Wan Hu (萬戶 or 萬虎) is a legendary Chinese official described in modern sources as the world's first "astronaut" by having been lifted by rockets into outer space. The crater Wan-Hoo on the far side of the Moon is named after him.[1]
According to some Chinese sources, "Wan Hu" (萬戶) was a title granted to him by the early Ming dynasty, and his real name was Tao Chengdao (陶成道). As a Ming official he was particularly obsessed with technological innovations, particularly those associated with rockets.[2][3] He is said to have died in 1390.[4]
The story concerns an imperial Chinese official, referred to as Wan Hu. In order to realize his space dream, he sat on a chair with 47 rockets tied to it, holding a kite in each of his hands, and flying into the sky. But the rockets then exploded, which resulted in the ultimate failure.[5] There are also variations of this story.

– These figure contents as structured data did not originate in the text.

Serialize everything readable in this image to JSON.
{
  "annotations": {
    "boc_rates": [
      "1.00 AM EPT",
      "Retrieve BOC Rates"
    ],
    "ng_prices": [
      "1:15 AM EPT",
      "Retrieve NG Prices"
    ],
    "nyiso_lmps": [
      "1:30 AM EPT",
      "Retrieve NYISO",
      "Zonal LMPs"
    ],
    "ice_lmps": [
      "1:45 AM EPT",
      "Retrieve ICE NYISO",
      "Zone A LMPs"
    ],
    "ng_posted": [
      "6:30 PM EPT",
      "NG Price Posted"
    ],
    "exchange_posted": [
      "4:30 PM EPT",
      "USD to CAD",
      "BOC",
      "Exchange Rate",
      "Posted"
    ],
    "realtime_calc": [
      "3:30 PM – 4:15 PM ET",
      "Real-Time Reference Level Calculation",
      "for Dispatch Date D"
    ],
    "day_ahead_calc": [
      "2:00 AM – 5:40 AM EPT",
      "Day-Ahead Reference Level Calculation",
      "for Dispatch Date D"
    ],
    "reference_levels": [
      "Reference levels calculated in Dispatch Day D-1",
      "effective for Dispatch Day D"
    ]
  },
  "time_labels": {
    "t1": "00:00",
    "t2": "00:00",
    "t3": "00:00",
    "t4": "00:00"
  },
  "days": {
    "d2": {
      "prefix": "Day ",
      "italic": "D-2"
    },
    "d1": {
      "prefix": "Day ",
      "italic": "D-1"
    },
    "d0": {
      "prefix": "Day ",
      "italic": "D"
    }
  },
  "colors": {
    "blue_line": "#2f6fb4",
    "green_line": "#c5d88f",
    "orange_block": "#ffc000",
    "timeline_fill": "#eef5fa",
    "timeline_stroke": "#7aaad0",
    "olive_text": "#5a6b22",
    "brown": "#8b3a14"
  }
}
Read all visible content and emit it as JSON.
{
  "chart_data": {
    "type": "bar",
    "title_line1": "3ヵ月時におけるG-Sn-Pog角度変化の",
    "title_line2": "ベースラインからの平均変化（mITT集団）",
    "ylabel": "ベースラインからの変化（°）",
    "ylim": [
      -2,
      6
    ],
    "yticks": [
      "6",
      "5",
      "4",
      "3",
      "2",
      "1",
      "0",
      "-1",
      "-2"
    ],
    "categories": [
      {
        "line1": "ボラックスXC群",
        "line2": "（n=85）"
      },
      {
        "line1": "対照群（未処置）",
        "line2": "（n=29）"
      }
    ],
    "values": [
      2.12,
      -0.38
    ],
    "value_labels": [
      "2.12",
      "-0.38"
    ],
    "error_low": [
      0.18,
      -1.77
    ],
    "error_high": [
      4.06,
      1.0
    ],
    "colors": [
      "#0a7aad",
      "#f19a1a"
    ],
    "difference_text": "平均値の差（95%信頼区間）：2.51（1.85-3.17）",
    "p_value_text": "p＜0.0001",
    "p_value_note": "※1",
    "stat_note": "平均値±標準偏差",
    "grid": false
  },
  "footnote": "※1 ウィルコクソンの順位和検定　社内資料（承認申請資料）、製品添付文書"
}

A precursor of the story of Wan Hu appeared in an article by John Elfreth Watkins, published in the 2 October 1909 issue of Scientific American, which used the name Wang Tu instead of Wan Hu:
"Tradition asserts that the first to sacrifice himself to the problem of flying was Wang Tu, a Chinese mandarin of about 2,000 years B.C. Who, having had constructed a pair of large, parallel and horizontal kites, seated himself in a chair fixed between them while forty-seven attendants each with a candle ignited forty-seven rockets placed beneath the apparatus. But the rocket under the chair exploded, burning the mandarin and so angered the Emperor that he ordered a severe paddling for Wang."[6]
The possibly farcical text proceeds to describe several other fictional stories of ancient aviators.[7] A date of 2000 BCE pre-dates the emergence of writing in China by three or four centuries and pre-dates the invention of gunpowder-based rockets in China by about 3,000 years.[8]

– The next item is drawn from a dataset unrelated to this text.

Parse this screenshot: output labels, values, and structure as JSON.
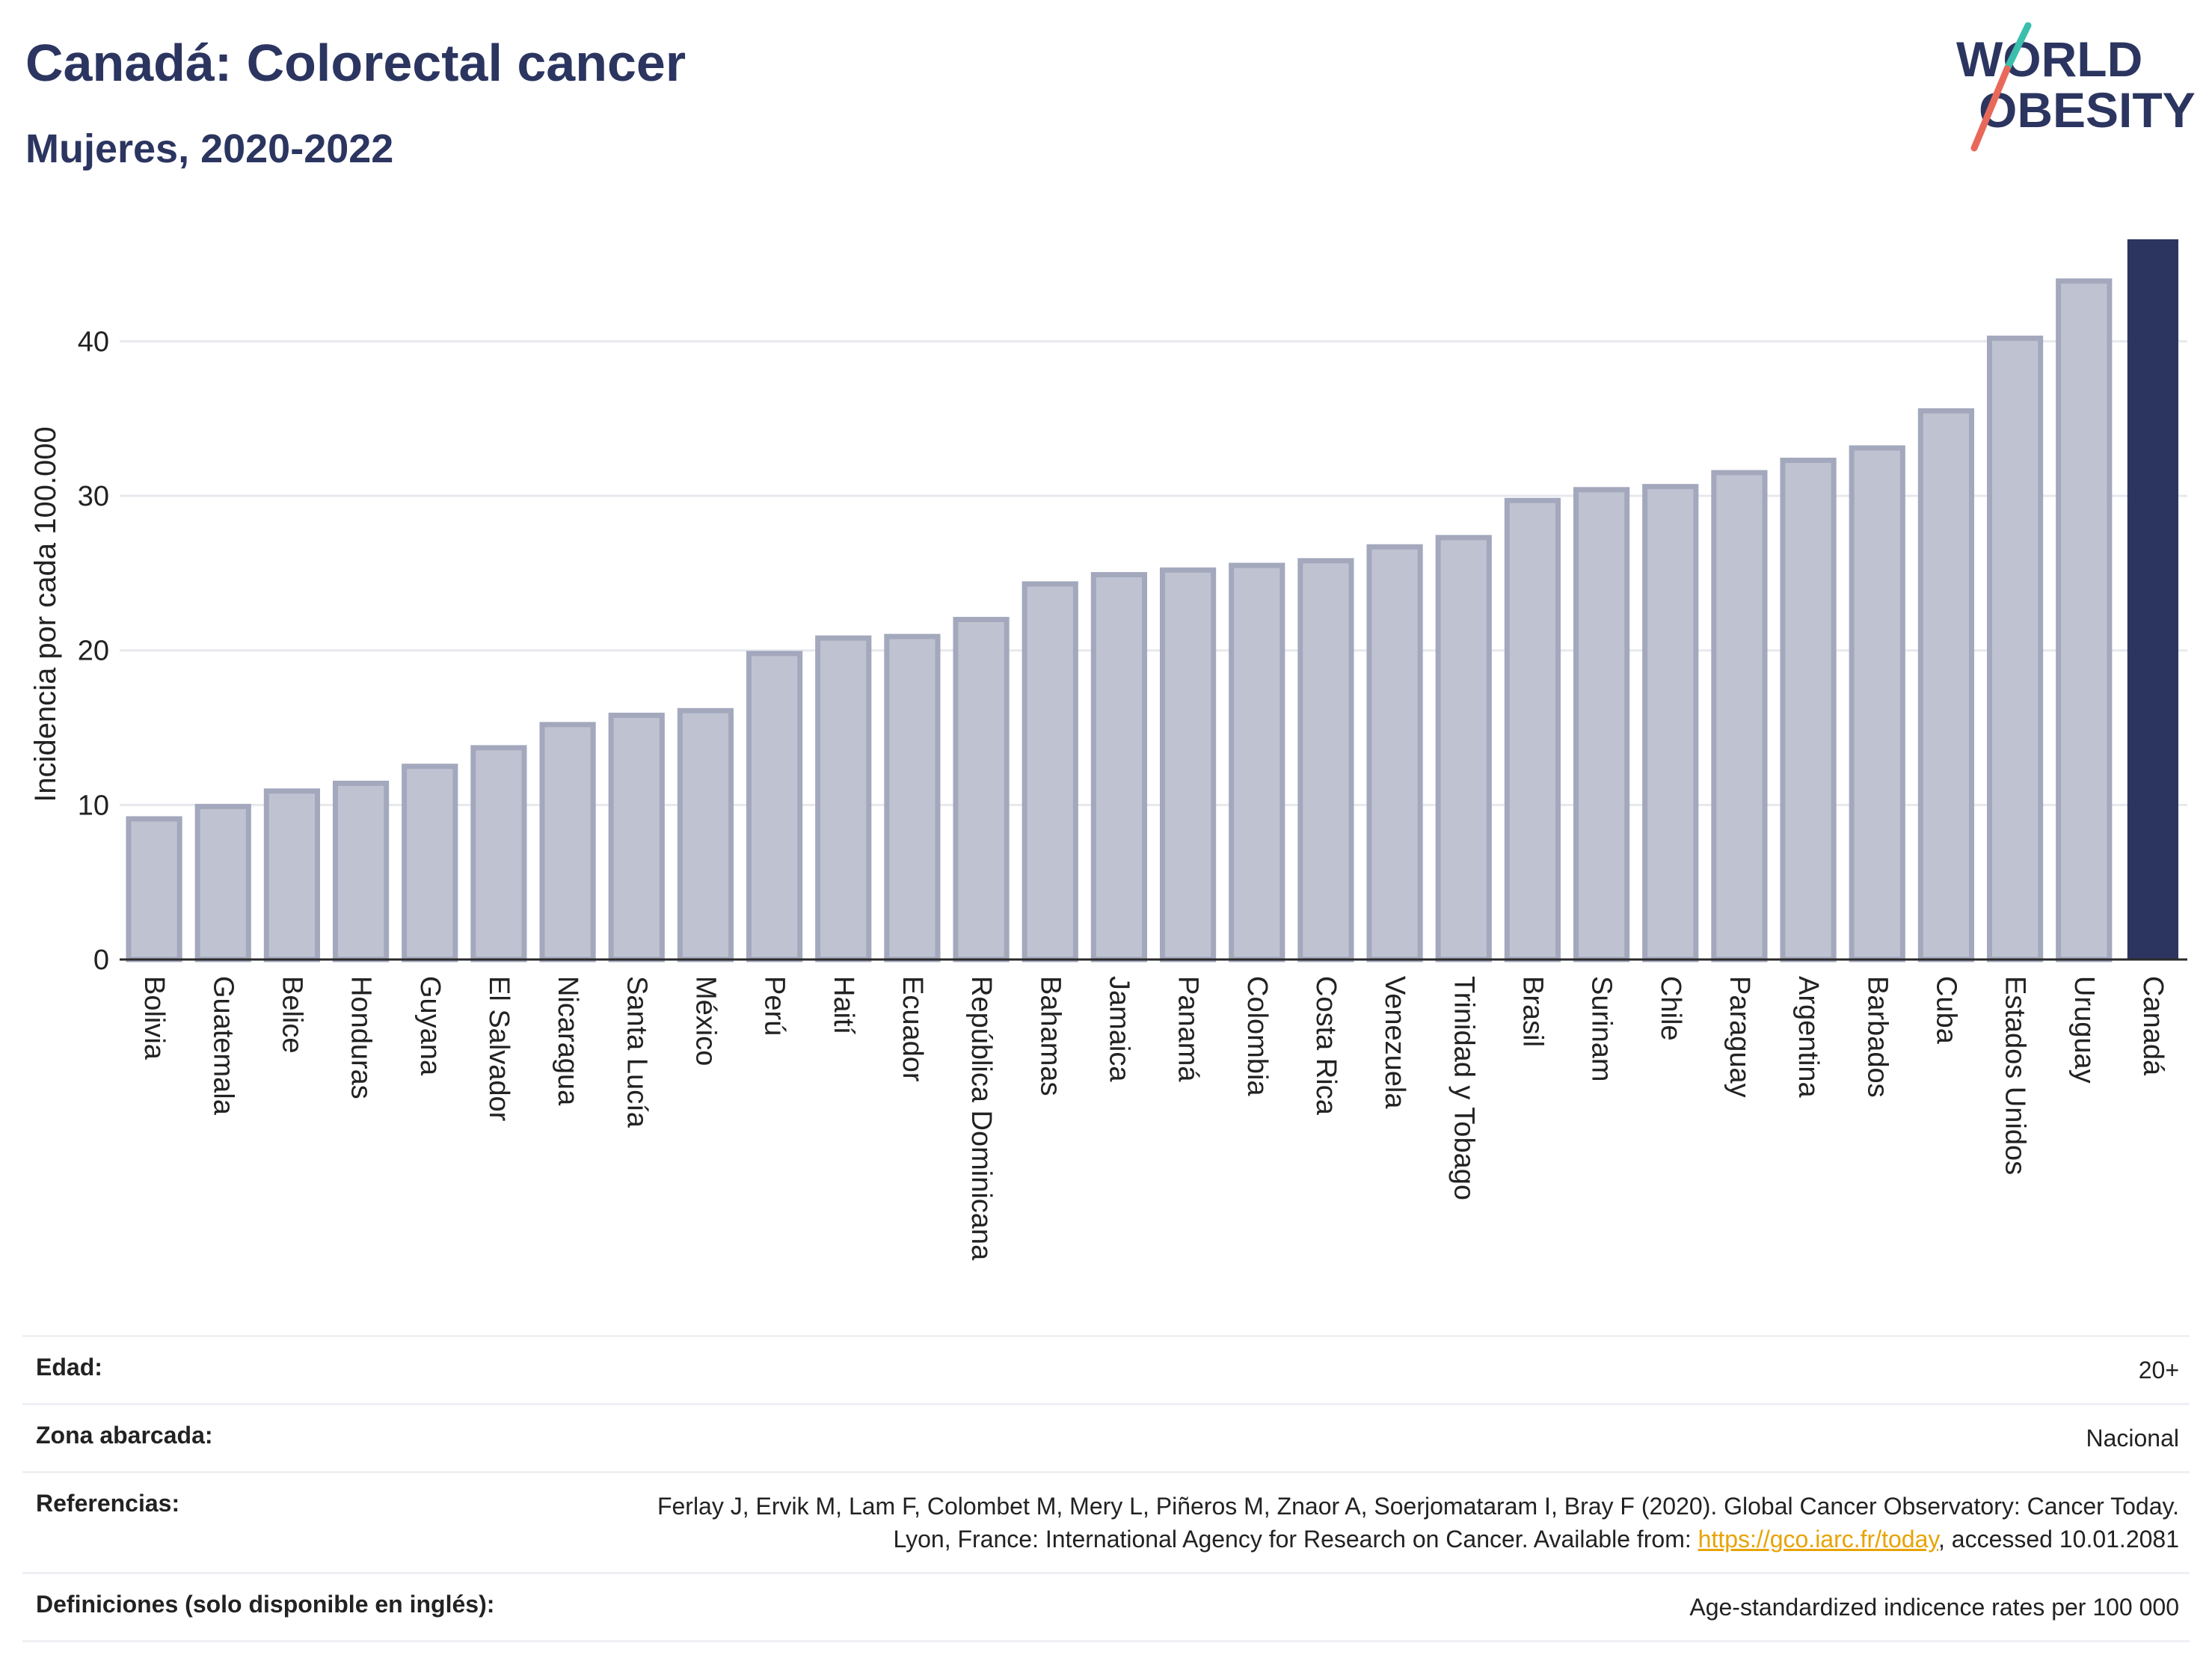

The legend of "Wan Hu" was widely disseminated by an unreferenced account in Rockets and Jets by American author Herbert S. Zim in 1945.[9] Another book from the same year, by George Edward Pendray, describes it as an "oft repeated tale of those early days."[10]
Early in the sixteenth century, Wan decided to take advantage of China's advanced rocket and fireworks technology to launch himself into outer space. He supposedly had a chair built with forty-seven rockets attached. On the day of lift-off, Wan, splendidly attired, climbed into his rocket chair and forty seven servants lit the fuses and then hastily ran for cover. There was a huge explosion. When the smoke cleared, Wan and the chair were gone, and was said never to have been seen again.
While according to Mark Williamson most authorities consider the story apocryphal,[11] some Chinese scholars believe, after some research and analysis, that: foreigners from several different countries in the west, were unlikely to fabricate a story about ancient Chinese official flying into the sky out of thin air; they may be based on the stories of European missionaries who arrived in China since the late Ming dynasty, and then passed it on by word of mouth. Or, these European and American scholars may also have indirectly relied on records in an ancient Chinese document that has been lost to tell the story of this event in their books.[12]